AHE runs a chain of 785 standalone pharmacies in the country on a franchise basis. It has 40 pharmacies operating as part of its hospitals. The company also provides various precommissioning and postcommissioning consultancy services comprising of feasibility studies, infrastructure consultation, training and deployment of medical, paramedical and administrative staff and advising on hospital management.
AHE also has other subsidiary businesses providing home healthcare services, clinical and diagnostic services, medical business process outsourcing services, third party administration services and insurance.
GROWTH STRATEGY:
The company's growth has been primarily driven by its hospitals business. The company has a high occupancy rate of 80%, with 7-8 % more head room to grow. There is also still scope for increasing the tariff.
The company is in the process of expanding capacities in its greenfield projects. By FY10, it intends to add a total capacity of 500 beds in its hospitals at Bhubaneshwar and Vizag. Over the next five years, the company has plans to start 50 hospitals in tier II and III towns in partnership with a local doctors or entrepreneurs.
AHE's pharmacy business is relatively nascent and still in investment stage. The company intends to set up 1,000 pharmacies by FY10.
In the coming years, the company expects to increase its exposure to the pharmacy business to 20-25 % of the total revenues. The company has plans to eventually hive off its pharmacy business to a strategic partner.

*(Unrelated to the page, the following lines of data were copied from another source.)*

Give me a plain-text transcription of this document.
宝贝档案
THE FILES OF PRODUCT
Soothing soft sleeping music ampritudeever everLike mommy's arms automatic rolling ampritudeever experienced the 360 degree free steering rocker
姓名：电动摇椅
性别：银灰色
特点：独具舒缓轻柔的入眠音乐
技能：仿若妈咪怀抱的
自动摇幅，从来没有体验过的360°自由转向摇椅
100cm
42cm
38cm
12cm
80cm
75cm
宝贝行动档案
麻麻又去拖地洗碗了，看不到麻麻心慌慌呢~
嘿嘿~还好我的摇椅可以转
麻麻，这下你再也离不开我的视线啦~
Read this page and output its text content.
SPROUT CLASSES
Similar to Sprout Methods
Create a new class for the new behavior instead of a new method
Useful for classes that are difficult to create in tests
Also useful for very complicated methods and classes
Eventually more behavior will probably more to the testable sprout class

The company has incurred a capex of Rs 157 crore in FY08. It has planned a capex of Rs 900 crore to be incurred over the next three years.
FINANCIALS:
The company's net sales have grown at a compounded average growth rate (CAGR) of 21% over five years ended March 2008 to Rs 1,214.7 crore. The net profit (adjusted for the extraordinary items) has grown at a faster CAGR of 26.6% to Rs 71.8 crore. At 24.3%, the CAGR in the company's dividend has fairly matched the corresponding growth in profits.
While the hospital business has EBIDTA margins of 28-40 %, the pharmacy business is a low margin business with a EBIDTA margin of 8-10 %. Besides, a new pharmacy requires 12-18 months to mature and contribute to profits. Due to the company's recent expansion of its pharmacy business, its profit margins and return on capital employed have suffered in the last three years.
The company has raised secured loans and has made significant investments in fixed assets during the last three years. The company expects to breakeven in the pharmacy business by FY10 and expects stability in the returns from the business.
VALUATIONS:
Being the largest listed healthcare player, AHE commands a premium over its peers. It is currently trading at 25 times its earnings. Assuming the company maintains its growth in sales of more than 20%, its estimated P/E for FY09 and FY10 would be 23.4 and 18.7 respectively. Investors interested in steady and predictable earning growth can look at accumulating this stock with a long-term perspective.